Wednesday, November 20, 2013

Solar and wind are more cost-effective than coal and natural gas

One of the most often mentioned drawbacks of clean energy is cost-effectiveness with many energy experts claiming that power from clean energy sources such as solar and wind can only be cost-effective when helped by generous subsidies. The recent study published in the Springer's Journal of Environmental Studies and Sciences disputes this opinion and claims that carbon pollution from power plants can be cut cost-effectively by using wind and solar energy.

This study argues that it is more cost-effective to get electricity from wind turbines and solar panels than coal-fired power plants when climate change costs and other health impacts are put in the total costs equation. The researchers used the official U.S. government estimates of health and environmental costs from burning fossil fuels and the conclusion of this study was that it is cheaper to replace a typical existing coal-fired power plant with a wind turbine than to keep the old plant running.

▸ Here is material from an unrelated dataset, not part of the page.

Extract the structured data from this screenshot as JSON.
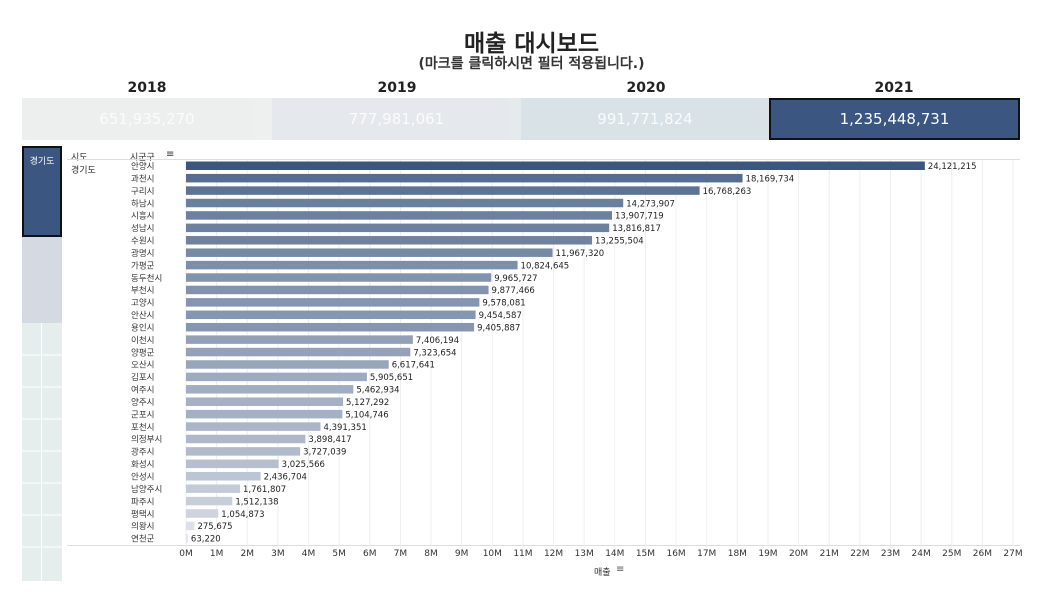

Another interesting point from this study was that the new electricity generation from wind turbines could be more economically efficient than natural gas. What this means is that the United States can reduce carbon pollution from power plants in a rather simple but yet cost-effective way, just by replacing coal-fired generation with cleaner options like wind, solar, and natural gas.

Many people still do not realize that burning coal is in fact a very expensive way to generate electricity and that there are more efficient and sustainable ways to generate power. By stepping away from coal fired power plants we can reduce health and climate change costs while in the same time cutting the dangerous carbon dioxide pollution which is driving global warming and climate change issue.

This latest study states that coal power plants are the nation's single largest source of such pollution, accounting for 40 percent of our national carbon footprint. The sad fact is that there are still no federal limits on the amount of carbon pollution coal fired power plants may release which is pretty much nonsense because government has limited the amount of mercury, arsenic, soot, and other harmful pollutants, meaning it is time to also limit carbon pollution.

President Obama has pledged to do that, by using his power under the Clean Air Act to set the first federal limits on the amount of carbon pollution power plants may release. There is however strong opposition coming from critics who claim that putting federal limits on coal fired power plants could raise costs. But, based on this latest study, it can actually reduce the total cost of electricity generation, rather than to increase it as critics argue.

Carbon pollution imposes economic costs by damaging public health and driving destructive climate change. The „social costs“of carbon are very high and there are also massive climate change costs connected with excessive carbon pollution. Climate change is contributing to record heat waves, floods, drought, wildfires and severe storms and these extreme weather events have already caused more than $140 billion in damages in 2012.